You know those memes where it shows the cool picture of what you think you look like beside the far less flattering one of how you really look. Well, that was me this week when I came up with the hair-brained idea to run a mile on the beach.
Let’s talk about physics for a minute. Actually, I never took physics in high school so I have no business pretending to know the first thing about the subject,it just sounded like a sophisticated way to start this story. Anyway. When you run on the beach, the sand displaces under your foot so you never really get the same amount of thrust per stride as you would on a firm surface. What that means is about a minute into your run you can’t breathe and your ass and legs are on fire, which leaves you wondering how the heck you are going to worm your way out of this debacle with your ego intact. Stupidity can, at times, take you a long way and on this particular day it convinced me to finish what I started and moved my “husky” and ill-prepared frame a half a mile down the beach and another half a mile back.
I was purple-faced and clinging to life when I finally returned to my loving family and I haven’t been able to move from the waist down since.
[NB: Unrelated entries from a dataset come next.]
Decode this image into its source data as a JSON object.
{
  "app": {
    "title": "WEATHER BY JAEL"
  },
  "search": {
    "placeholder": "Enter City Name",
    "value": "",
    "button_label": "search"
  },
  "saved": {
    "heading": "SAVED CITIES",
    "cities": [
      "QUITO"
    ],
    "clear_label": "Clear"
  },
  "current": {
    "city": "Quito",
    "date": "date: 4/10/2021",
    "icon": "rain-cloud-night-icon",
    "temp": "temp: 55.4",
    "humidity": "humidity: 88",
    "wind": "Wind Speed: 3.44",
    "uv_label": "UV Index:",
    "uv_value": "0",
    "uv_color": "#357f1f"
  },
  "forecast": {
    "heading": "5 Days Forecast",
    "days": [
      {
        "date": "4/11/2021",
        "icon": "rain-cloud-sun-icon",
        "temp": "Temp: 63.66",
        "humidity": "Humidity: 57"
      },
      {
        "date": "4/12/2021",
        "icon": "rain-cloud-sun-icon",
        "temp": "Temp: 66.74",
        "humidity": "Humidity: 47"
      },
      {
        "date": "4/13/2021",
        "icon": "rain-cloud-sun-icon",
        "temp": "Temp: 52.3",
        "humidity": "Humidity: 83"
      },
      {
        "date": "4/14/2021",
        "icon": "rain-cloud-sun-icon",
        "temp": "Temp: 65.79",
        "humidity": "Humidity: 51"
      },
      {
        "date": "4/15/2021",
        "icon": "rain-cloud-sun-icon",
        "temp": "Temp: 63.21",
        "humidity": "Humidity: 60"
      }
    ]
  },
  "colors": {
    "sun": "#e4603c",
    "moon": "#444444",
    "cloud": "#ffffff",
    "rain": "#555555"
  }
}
And so I sit here, poised at the keyboard, tapping out this little ditty for you and letting on to my wife and kids that that my butt and legs are completely functional. They aren’t but I find solace in knowing Ana will never read this article and therefore, my secret will remain just that.
Running on the beach the very first time is much harder than it appears and so I advise strongly against it. Subsequent attempts, I have been told, are much easier, so I would recommend sticking to those instead.